Conan Gray – Wishbone

Recensione del disco “Wishbone” (Republic, 2025) di Conan Gray. A cura di Alessandro Valli.

Conan Gray fa un ritorno strategico nel panorama musicale con “Wishbone” a poco più di un anno dall’uscita di “Found Heaven”, un coraggioso album uptempo e brillante che irradiava sonorità e estetiche anni 80. 

È tornato ora a quello che era più il suo stile degli albori con ballate che strizzano l’occhio alla commerciabilità e interpretate con l’intimità che tanto ha fatto innamorare i suoi fan, ma questa volta con un elemento inedito. Si tratta infatti di uno pseudo visual album: i video musicali dei tre singoli si collegano e insieme al resto delle tracce raccontano una complicata storia d’amore tra i personaggi fittizi di Wilson e Brandon.

Questa nuova musica è animata da una caricatura romanzata che innalza incredibilmente delle apparenti whisper songs in power ballads, pronte per essere performate ad un concerto o anche solo accattivare l’orecchio di un ascoltatore per radio. I copiosi layering di voci in Nauseous o gli arrangiamenti orchestrali nell’opener Actor e in This Song regalano estrema saturazione e ricchezza sonora alle tracce. Mai da smielare di stucchevolezza, ma abbastanza da rendere questo progetto un easy listening.

L’album bilancia perfettamente potenziali hit, come l’arroganza grungy di Romeo con influenze rock anni 90’, e momenti vulnerabili come il soffio innevato di Class Clown, un ariosa e delicata carezza invernale. La passione con cui canta una superstizione astronomica in Eleven Eleven la palesa subito come un instant classic nella discografia di Gray.

There’s wishbones and clovers and numbers from heaven / Shapes in the stars to invent our connection / I still wait for you at 11:11

È tutto insomma estremamente perfetto e giusto, forse fin troppo…

La questione sta infatti nella mancanza della stessa intrepidezza che c’è stata nello sperimentare il synth pop anni 80 in “Found Heaven” che, diciamocelo, è ancora ad oggi forse l’era più figa e sorprendentemente ben interpretata di Conan Gray, per quanto la più povera di stream. È evidente che l’artista abbia fatto un vero e proprio passo indietro per tornare nella sua comfort zone e per assicurare un miglior successo discografico.

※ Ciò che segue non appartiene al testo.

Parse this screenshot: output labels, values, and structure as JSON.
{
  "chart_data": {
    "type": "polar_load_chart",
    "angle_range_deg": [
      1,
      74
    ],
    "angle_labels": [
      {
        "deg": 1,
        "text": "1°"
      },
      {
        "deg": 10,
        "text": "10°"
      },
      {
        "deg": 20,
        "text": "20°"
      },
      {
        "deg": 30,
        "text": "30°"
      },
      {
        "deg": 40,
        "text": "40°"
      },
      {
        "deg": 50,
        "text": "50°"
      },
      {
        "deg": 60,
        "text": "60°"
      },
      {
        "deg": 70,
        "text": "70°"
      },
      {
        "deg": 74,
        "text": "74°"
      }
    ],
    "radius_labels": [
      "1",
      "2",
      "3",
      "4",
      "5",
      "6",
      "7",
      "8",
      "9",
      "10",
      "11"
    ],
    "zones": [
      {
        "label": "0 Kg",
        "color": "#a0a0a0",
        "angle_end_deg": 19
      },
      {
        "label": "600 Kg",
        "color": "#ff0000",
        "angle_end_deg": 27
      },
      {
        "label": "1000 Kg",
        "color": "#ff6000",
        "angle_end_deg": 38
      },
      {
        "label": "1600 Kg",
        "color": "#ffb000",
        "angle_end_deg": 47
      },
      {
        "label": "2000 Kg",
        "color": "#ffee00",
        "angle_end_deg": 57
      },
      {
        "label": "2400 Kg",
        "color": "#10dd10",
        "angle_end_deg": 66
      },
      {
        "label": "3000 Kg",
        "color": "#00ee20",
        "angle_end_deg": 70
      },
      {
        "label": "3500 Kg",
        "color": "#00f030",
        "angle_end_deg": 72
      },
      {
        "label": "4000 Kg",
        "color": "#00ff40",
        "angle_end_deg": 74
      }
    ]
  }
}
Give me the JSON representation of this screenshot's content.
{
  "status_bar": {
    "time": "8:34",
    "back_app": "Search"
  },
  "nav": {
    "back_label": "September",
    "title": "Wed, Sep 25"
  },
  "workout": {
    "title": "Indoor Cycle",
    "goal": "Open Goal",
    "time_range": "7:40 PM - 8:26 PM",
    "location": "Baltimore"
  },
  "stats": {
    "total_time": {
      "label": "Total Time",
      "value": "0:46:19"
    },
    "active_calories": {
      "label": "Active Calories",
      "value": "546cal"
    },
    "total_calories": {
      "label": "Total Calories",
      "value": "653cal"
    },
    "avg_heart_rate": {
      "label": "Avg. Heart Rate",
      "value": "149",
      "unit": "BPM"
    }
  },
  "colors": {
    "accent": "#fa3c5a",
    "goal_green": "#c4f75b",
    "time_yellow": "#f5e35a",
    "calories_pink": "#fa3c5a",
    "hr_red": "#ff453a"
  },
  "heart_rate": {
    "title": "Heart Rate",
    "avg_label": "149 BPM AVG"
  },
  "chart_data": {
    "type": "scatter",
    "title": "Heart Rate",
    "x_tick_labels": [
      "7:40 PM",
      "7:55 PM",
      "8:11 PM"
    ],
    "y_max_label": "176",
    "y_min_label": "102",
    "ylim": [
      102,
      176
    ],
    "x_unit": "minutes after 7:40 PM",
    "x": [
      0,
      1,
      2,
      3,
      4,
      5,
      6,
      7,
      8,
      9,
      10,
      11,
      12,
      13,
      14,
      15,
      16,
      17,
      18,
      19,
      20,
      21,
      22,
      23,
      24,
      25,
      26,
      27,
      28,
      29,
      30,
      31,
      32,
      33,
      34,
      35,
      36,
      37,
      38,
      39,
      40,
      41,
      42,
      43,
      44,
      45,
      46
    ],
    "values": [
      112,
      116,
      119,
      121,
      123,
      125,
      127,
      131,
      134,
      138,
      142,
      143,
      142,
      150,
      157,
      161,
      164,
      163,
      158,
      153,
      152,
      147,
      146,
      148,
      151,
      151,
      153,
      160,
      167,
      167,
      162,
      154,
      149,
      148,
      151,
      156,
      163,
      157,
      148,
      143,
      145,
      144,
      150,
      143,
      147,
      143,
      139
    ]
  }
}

C’è anche da considerare che per un tema e una storia di questo tipo dei sound dagli echi à la Bon Jovi o Michael Jackson non sarebbero stati forse la scelta più adatta. 

Ha infatti rivelato il cantante di aver scritto ogni canzone nel silenzio e nella privacy del dietro le quinte mentre era in tour, nei momenti insomma di maggior introspezione. Qualcosa di profondamente riservato e sognante che è ben trasmesso nella produzione dreamy. Diventa anche sempre più palmare il tema cozy dell’album dall’annuncio del tour a suo supporto “The Wishbone Pajama show”, che invita chiaramente i fan a indossare i loro outfit simil-pijama migliori agli spettacoli.

Non mancano anche momenti di sorpresa. Soprattutto la voce di Conan è maturata tanto e si percepisce l’ispirazione di altri cantanti in diversi momenti d’ascolto. I vocal yodeling di Vodka Cranberry e della speranzosa Care dal dream pop anni 90 ricordano un po’ lo stile di Dolores dei Cranberries o anche solo la proposta più recente di Chappell Roan. Nell’aldeidica My World un falsetto limpido e celestiale manifesta un inno bisessuale dal ritornello semplicemente irresistibile:

It’s my world and it’s my life, it’s my girl and it’s my guy, I’ll kiss ‘em if I might like

Wishbone” è tutto sommato un delizioso concept album facilmente apprezzabile, in cui è lampante la maggior presa in possesso di confidence da parte di Conan Gray, seppur giocando un po’ sul sicuro. Sarà interessante vedere quali strade l’artista prenderà in futuro e che tipo di sound esplorerà.